Project Summary Taxanes are the first and only line of chemotherapy shown to prolong survival in men with metastatic castration- resistant prostate cancer (mCRPC) who have progressed after androgen deprivation therapy (ADT). Taxanes have not only demonstrated clinical benefits in mCRPC, but also in men with castration-sensitive metastatic prostate cancer (mCSPC) who received docetaxel given at the time of standard ADT. Despite these clinical benefits of taxane treatment, not all men respond equally and resistance to therapy leads to significant morbidity and mortality. Currently, the molecular determinants of clinical response and resistance (intrinsic and acquired) to taxane chemotherapy remain poorly understood, and new taxane combinations could greatly help patients with metastatic prostate cancer. We have recently reported that one mechanism for taxane resistance in patients and mouse models is failure of the drug to stabilize microtubules. The subsequent loss of microtubule bundling can be quantitated as loss of drug target engagement (DTE), and may be a biomarker for resistance in patients. Using mouse models we find that increased expression of FOXJ1, a master transcription factor regulating microtubule-related proteins, as well as a downstream microtubule associated protein TPPP3, are associated with taxane resistance. Moreover, we find that FOXJ1 gene amplification is associated with taxane treatment in patients. Recently we have also shown that FOXJ1 overexpression leads to docetaxel resistance in vivo and that docetaxel treatment leads to an increase in FOXJ1 RNA and protein expression. Aim 1 will focus on increased FOXJ1 and TPPP3 as mechanisms of resistance, and identification of potential vulnerabilities in these tumors. In Aim 2 we will explore precision medicine approaches for taxane resistance by examining circulating tumor cells and plasma cell free DNA in prostate cancer patients being treated with docetaxel to identify mechanisms of intrinsic or acquired resistance. A goal would be to develop clinical trials of agents targeting specific resistance mechanisms in these patients. Identification of new mechanisms of resistance to docetaxel could imminently translate to development of therapeutic combinations to prevent or delay resistance. Our ultimate goal is to develop new combinations to increase response and survival of patients with metastatic CRPC.

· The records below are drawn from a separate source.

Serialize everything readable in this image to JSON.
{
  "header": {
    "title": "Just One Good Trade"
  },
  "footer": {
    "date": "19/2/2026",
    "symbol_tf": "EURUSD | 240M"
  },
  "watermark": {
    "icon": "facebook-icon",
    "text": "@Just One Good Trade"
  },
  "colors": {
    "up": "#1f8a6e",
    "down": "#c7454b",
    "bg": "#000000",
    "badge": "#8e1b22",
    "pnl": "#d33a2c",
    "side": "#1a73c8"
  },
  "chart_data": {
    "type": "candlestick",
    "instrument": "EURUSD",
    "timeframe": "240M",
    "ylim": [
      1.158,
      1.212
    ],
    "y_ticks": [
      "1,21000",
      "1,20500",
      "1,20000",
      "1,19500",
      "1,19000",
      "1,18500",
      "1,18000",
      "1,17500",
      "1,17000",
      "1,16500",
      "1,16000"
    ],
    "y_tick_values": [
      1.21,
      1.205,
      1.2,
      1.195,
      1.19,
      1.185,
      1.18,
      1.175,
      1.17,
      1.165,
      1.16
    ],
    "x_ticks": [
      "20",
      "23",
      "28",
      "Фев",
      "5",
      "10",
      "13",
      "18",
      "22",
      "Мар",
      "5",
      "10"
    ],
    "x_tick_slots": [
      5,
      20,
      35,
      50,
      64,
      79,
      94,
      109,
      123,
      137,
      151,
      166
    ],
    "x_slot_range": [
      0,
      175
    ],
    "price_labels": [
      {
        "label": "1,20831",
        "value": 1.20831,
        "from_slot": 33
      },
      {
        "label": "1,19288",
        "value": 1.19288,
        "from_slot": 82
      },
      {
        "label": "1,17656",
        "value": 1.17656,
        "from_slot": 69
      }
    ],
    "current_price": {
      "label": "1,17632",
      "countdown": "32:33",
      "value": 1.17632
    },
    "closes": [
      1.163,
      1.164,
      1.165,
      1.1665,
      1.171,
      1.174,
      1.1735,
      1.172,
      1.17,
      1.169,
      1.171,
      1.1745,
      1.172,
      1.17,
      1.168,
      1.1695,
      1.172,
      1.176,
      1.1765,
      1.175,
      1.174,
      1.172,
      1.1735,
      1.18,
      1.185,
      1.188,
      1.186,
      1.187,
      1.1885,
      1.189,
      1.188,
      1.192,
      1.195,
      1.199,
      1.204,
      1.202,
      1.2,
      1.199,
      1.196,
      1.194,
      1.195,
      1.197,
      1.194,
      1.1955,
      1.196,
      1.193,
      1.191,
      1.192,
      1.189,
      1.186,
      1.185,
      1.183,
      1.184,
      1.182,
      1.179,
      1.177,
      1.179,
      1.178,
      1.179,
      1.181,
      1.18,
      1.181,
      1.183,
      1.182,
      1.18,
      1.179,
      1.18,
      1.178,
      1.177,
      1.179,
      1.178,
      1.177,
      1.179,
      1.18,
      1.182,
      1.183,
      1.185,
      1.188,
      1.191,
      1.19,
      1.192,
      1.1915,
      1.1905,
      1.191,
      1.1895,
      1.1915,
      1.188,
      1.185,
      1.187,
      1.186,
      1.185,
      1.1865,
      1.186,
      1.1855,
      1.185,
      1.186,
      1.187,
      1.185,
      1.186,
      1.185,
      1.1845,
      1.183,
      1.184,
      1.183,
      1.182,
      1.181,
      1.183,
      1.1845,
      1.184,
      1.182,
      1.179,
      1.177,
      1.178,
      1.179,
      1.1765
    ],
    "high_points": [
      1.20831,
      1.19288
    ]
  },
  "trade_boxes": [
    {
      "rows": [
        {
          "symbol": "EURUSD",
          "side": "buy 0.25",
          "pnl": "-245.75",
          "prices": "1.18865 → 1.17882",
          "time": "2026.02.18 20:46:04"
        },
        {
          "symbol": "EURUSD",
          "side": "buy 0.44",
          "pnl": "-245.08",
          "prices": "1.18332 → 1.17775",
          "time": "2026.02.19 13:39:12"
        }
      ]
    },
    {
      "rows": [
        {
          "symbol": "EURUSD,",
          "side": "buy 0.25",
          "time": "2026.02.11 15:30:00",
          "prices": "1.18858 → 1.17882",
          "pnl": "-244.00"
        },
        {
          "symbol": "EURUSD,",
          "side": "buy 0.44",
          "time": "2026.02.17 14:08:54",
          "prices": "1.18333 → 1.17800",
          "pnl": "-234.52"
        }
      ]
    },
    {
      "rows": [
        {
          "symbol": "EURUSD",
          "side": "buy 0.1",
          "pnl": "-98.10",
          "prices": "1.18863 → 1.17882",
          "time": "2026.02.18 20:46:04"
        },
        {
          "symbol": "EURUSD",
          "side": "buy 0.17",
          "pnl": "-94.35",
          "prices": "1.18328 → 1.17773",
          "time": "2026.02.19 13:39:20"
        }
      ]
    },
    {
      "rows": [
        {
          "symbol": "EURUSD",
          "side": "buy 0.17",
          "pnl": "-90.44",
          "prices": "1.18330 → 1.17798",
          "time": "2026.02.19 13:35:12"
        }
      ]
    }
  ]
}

项目概要 紫杉烷类药物是第一个也是唯一一个被证明可以延长转移性去势男性生存期的化疗药物。 雄激素剥夺疗法（ADT）后病情进展的耐药性前列腺癌（mCRPC）。紫杉烷类 不仅在 mCRPC 中表现出临床益处，而且在患有去势敏感转移性癌症的男性中也表现出临床益处 在标准 ADT 时接受多西紫杉醇治疗的前列腺癌 (mCSPC)。尽管有这些临床 紫杉烷治疗的好处，并非所有男性都有同样的反应，对治疗的抵抗会导致显着的发病率 和死亡率。目前，临床反应和耐药性的分子决定因素（内在的和获得性的） 对紫杉烷化疗的了解仍知之甚少，新的紫杉烷组合可以极大地帮助患者 患有转移性前列腺癌。我们最近报道了患者紫杉烷耐药的一种机制 小鼠模型则表明药物无法稳定微管。随后微管束的丧失 可以量化为药物靶点结合丧失（DTE），并且可能是患者耐药性的生物标志物。 使用小鼠模型，我们发现 FOXJ1（一种调节主转录因子）的表达增加 微管相关蛋白以及下游微管相关蛋白 TPPP3 相关 具有紫杉烷抗性。此外，我们发现 FOXJ1 基因扩增与紫杉烷治疗相关。 患者。最近我们还发现 FOXJ1 过度表达会导致体内多西紫杉醇耐药性 多西紫杉醇治疗导致 FOXJ1 RNA 和蛋白质表达增加。目标 1 将重点关注 增加 FOXJ1 和 TPPP3 作为抵抗机制，并识别这些中的潜在漏洞 肿瘤。在目标 2 中，我们将通过检查循环系统来探索紫杉烷耐药性的精准医学方法 接受多西紫杉醇治疗的前列腺癌患者中的肿瘤细胞和浆细胞游离 DNA 内在或获得性抵抗的机制。目标是开发靶向药物的临床试验 这些患者的特定耐药机制。多西他赛耐药新机制的鉴定 可能会立即转化为治疗组合的开发，以预防或延缓耐药性。我们的 最终目标是开发新的组合以提高转移性​​ CRPC 患者的反应和生存率。